Barry Lawless has a picture of himself canoeing in his Pauline Street yard after moderately heavy rain flooded the area.
Lawless lives near Pond Point Avenue, where a housing development is planned. He was among many people who stood up at a hearing last week to tell city zoning board members there’s too much water and too much traffic in the area to consider another housing development.
Residents have been protesting a 22-unit housing proposal on Pond Point Avenue with signs and neighborhood meetings. The plan has been filed under the 8-30g affordable housing law, which gives developers the upper hand in gaining approval for a project.
While a few residents have spoken of their concern about “affordable housing,” others said that is not the point: Affordable or not, they don’t want to see the woods in the neighborhood paved over with concrete.
The Pond Point Avenue proposal calls for building 22 triplex and duplex, condominium-style units on 2.7 acres of undeveloped woodland at 86 Pond Point Avenue. Seven of the units would be sold to people who earn 60% or 80% of the median income, which means they would go to families earning $38,000 to $58,000 a year. The units will sell for $111,000 to $258,000. An existing house already at the site would remain, under the current plan.
Attorney Danielle Bercury of the firm Harlow, Adams and Friedman, representing the Pond Point Avenue property owner Colberg LLC, said she understands that many residents are concerned about losing the woods.
“But this is not open space,” she said. “This is privately owned property.”
The attorney added that the owner would be willing to sell the land to the city or a land trust, though she didn’t mention a price.
Residents spent several hours last week talking about their concerns, from snow removal at the proposed site to endangered box turtles spotted there to the potential health problems that could arise from more traffic and car fumes.
“Why must we overdevelop every piece of green?” asked resident Ann Lambiase.
Susan Lukas, who lives on Pond Point Avenue, said it’s already hard pulling into her driveway without the additional cars a development would bring.
“I’ve had many close calls due to the heavy volume of traffic,” she said. “People are on our backs leaning on their horns as we try to turn into our driveways.”
Resident Steven Stern said the developer is not using the affordable housing law per its intent. He said the law is meant to help people who cannot afford housing to get appropriate homes. Developers, he said, use the law so they can build denser developments than a municipality’s zoning allows.
“This was created as a shield to protect people who can’t afford housing,” Stern said. “Instead of using it as a shield, the developers are using it as a sword.”
Resident Robert Fiore followed up, saying that this kind of housing belongs on Route 1 and similar areas where traffic designs, water and sewer accommodations and public transportation are already in place.
Attorney Bercury, however, said people have a right to live in more rural parts of the town.
A special meeting is scheduled for Wednesday, Dec. 11, starting at 7:30 p.m. at Milford City Hall, so the Planning and Zoning Board can process more information before voting on the proposal.

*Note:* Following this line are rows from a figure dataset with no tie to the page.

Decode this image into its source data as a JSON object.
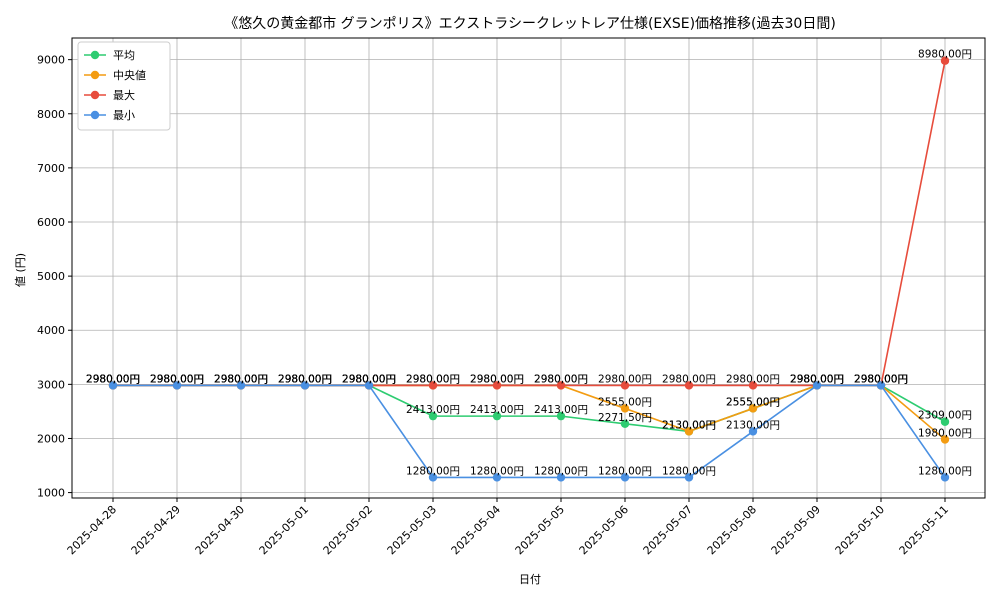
{
  "chart_data": {
    "type": "line",
    "title": "《悠久の黄金都市 グランポリス》エクストラシークレットレア仕様(EXSE)価格推移(過去30日間)",
    "xlabel": "日付",
    "ylabel": "値 (円)",
    "categories": [
      "2025-04-28",
      "2025-04-29",
      "2025-04-30",
      "2025-05-01",
      "2025-05-02",
      "2025-05-03",
      "2025-05-04",
      "2025-05-05",
      "2025-05-06",
      "2025-05-07",
      "2025-05-08",
      "2025-05-09",
      "2025-05-10",
      "2025-05-11"
    ],
    "ylim": [
      900,
      9400
    ],
    "yticks": [
      1000,
      2000,
      3000,
      4000,
      5000,
      6000,
      7000,
      8000,
      9000
    ],
    "grid": true,
    "legend_position": "top-left",
    "label_suffix": "円",
    "series": [
      {
        "name": "平均",
        "color": "#2ecc71",
        "values": [
          2980,
          2980,
          2980,
          2980,
          2980,
          2413,
          2413,
          2413,
          2271.5,
          2130,
          2555,
          2980,
          2980,
          2309
        ]
      },
      {
        "name": "中央値",
        "color": "#f39c12",
        "values": [
          2980,
          2980,
          2980,
          2980,
          2980,
          2980,
          2980,
          2980,
          2555,
          2130,
          2555,
          2980,
          2980,
          1980
        ]
      },
      {
        "name": "最大",
        "color": "#e74c3c",
        "values": [
          2980,
          2980,
          2980,
          2980,
          2980,
          2980,
          2980,
          2980,
          2980,
          2980,
          2980,
          2980,
          2980,
          8980
        ]
      },
      {
        "name": "最小",
        "color": "#4a90e2",
        "values": [
          2980,
          2980,
          2980,
          2980,
          2980,
          1280,
          1280,
          1280,
          1280,
          1280,
          2130,
          2980,
          2980,
          1280
        ]
      }
    ]
  }
}
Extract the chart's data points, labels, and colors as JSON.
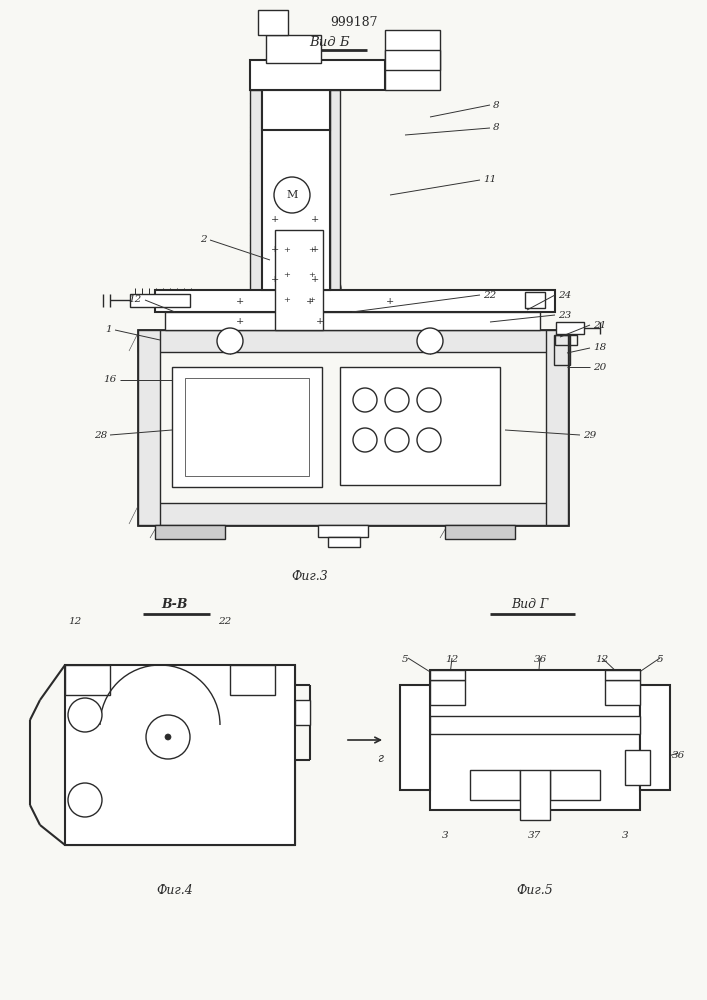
{
  "title": "999187",
  "bg_color": "#f5f5f0",
  "line_color": "#2a2a2a",
  "fig_width": 7.07,
  "fig_height": 10.0,
  "labels": {
    "vid_b": "Вид Б",
    "fig3": "Фиг.3",
    "vv": "В-В",
    "fig4": "Фиг.4",
    "vid_g": "Вид Г",
    "fig5": "Фиг.5",
    "arrow_g": "г"
  }
}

The board has asked for more input from Community Block Grant Coordinator Tom Ivers regarding affordable housing.
According to Ivers, a city must have 10% of its housing set aside as affordable in order to be exempt from the affordable housing regulations.
Milford’s affordable housing is currently at 6.3%.

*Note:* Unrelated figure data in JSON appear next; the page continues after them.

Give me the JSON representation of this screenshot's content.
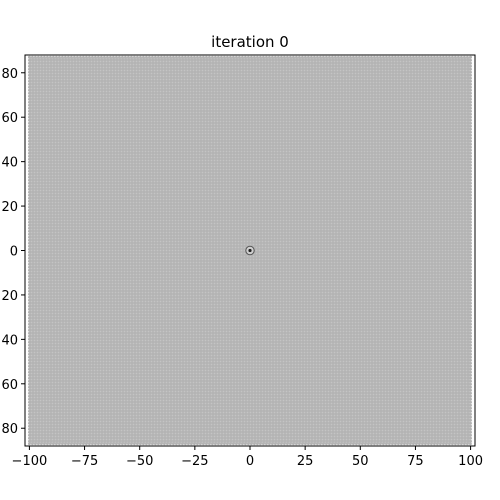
{
  "chart_data": {
    "type": "scatter",
    "title": "iteration 0",
    "xlabel": "",
    "ylabel": "",
    "xlim": [
      -102,
      102
    ],
    "ylim": [
      -88,
      88
    ],
    "x_ticks": [
      -100,
      -75,
      -50,
      -25,
      0,
      25,
      50,
      75,
      100
    ],
    "x_tick_labels": [
      "−100",
      "−75",
      "−50",
      "−25",
      "0",
      "25",
      "50",
      "75",
      "100"
    ],
    "y_ticks": [
      -80,
      -60,
      -40,
      -20,
      0,
      20,
      40,
      60,
      80
    ],
    "y_tick_labels": [
      "80",
      "60",
      "40",
      "20",
      "0",
      "20",
      "40",
      "60",
      "80"
    ],
    "grid": false,
    "legend": "none",
    "series": [
      {
        "kind": "grid-dots",
        "x_range": [
          -100,
          100
        ],
        "y_range": [
          -87,
          87
        ],
        "color": "#b3b3b3"
      },
      {
        "kind": "marker",
        "x": [
          0
        ],
        "y": [
          0
        ],
        "color": "#555555"
      }
    ]
  }
}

“So we’re not even close,” Ivers said after an earlier meeting.
The board also wanted to time to look over information from State Sen. Gayle Slossberg, who has been speaking out on behalf of the residents.
The P&Z board is trying to wrap up a number of issues, including the Pond Point Avenue proposal, before new board members take their place in January.
Chairman Mark Bender said last week that he thinks the board will probably vote on the Pond Point Avenue plan at its Dec. 17 meeting.